Every sampling operation is an experiment in probability. The effect on results using heterogeneous materials will be greatest when the granularity is divergent, the specific gravity differences are large and the parameter of interest encompasses a large range.  Sampling is an iterative process of crushing, mixing, and splitting.

To properly reduce a sample using a Jones type riffle splitter:

1. The splitter should be on a firm, level plane – all dimensions. All feed introduction should be at a level plane.

2. Test the unit for equal splits by weight sub samples to ensure they are within a few percent of each other. Adjust, bend, or shim the legs or frame to level if necessary.

3. Material should be mixed through the sampler at least once before making any cuts. Recombine by pouring individual splits over each other or through the sampler again. After a split, mix it through the sampling device before making the next split.

4. Avoid a wide divergence of particle size. Coarse grains travel and change direction faster than fine grains. Large differences in particle size is the major cause of segregation and sample distortion.

5. Channels for material flow should be more than three times the maximum size particle.
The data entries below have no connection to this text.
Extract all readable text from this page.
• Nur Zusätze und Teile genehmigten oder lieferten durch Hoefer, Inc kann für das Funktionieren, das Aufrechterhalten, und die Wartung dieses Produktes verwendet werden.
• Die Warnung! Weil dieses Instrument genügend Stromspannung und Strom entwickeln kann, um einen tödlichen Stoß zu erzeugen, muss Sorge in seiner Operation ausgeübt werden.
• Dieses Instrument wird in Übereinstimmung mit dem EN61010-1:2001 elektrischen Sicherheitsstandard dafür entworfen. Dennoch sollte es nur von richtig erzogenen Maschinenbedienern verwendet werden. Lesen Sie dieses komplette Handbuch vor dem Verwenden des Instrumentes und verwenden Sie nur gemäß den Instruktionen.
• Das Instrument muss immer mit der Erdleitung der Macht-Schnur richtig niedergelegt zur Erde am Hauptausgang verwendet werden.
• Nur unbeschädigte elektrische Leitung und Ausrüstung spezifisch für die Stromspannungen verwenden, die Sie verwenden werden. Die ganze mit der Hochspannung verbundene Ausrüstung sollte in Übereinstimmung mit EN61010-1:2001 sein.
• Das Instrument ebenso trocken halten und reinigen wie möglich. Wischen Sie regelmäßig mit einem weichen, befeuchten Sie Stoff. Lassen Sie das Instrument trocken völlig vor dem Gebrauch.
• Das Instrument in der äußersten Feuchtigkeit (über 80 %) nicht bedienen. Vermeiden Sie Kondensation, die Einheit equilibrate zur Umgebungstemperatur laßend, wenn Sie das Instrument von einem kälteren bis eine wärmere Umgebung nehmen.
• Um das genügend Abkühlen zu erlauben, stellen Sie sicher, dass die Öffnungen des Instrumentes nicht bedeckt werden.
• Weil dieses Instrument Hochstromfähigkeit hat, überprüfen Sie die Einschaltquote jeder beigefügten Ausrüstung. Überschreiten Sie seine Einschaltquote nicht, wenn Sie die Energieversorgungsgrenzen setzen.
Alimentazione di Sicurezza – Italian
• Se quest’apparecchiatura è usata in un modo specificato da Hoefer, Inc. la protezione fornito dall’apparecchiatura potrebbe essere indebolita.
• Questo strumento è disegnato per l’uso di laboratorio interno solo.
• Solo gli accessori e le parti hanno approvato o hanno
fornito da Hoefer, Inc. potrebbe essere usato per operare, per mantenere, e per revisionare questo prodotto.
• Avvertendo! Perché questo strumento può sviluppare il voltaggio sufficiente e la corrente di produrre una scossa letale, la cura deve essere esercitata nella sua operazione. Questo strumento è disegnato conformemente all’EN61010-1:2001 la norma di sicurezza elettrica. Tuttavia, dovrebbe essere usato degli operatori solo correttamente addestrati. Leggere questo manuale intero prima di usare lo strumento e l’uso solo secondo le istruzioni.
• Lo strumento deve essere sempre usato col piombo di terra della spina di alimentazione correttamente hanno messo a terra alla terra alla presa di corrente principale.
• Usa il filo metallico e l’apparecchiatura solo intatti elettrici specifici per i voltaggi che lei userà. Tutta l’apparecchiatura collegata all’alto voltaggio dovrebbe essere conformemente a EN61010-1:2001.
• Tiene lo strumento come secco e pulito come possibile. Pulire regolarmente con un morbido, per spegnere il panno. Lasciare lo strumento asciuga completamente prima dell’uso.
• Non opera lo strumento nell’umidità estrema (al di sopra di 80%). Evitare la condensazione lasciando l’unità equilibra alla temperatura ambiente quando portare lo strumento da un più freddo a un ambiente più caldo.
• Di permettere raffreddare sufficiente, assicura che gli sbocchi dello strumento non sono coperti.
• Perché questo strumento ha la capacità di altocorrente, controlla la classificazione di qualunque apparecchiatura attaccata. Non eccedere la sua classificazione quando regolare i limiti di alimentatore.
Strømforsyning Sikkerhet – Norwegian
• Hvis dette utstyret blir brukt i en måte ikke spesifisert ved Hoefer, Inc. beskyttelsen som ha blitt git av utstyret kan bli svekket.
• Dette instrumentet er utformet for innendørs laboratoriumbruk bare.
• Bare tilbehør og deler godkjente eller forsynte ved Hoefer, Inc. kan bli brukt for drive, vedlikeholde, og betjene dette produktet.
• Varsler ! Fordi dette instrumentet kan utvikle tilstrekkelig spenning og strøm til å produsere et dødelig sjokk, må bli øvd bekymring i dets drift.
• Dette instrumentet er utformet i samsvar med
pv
Greater widths are suggested especially for grains smaller than 10 mesh.

6. Material should be introduced to the chutes: a) at right angles, b) at a vertical or close to vertical drop , c) almost immediately after leaving the hopper or discharge container, d) at a speed consistent with the discharge capability of the sampler. e) Feed material should never be allowed to be hindered or pile up in a chute or cutter, f) when feeding by hand, use the left as often as the right hand.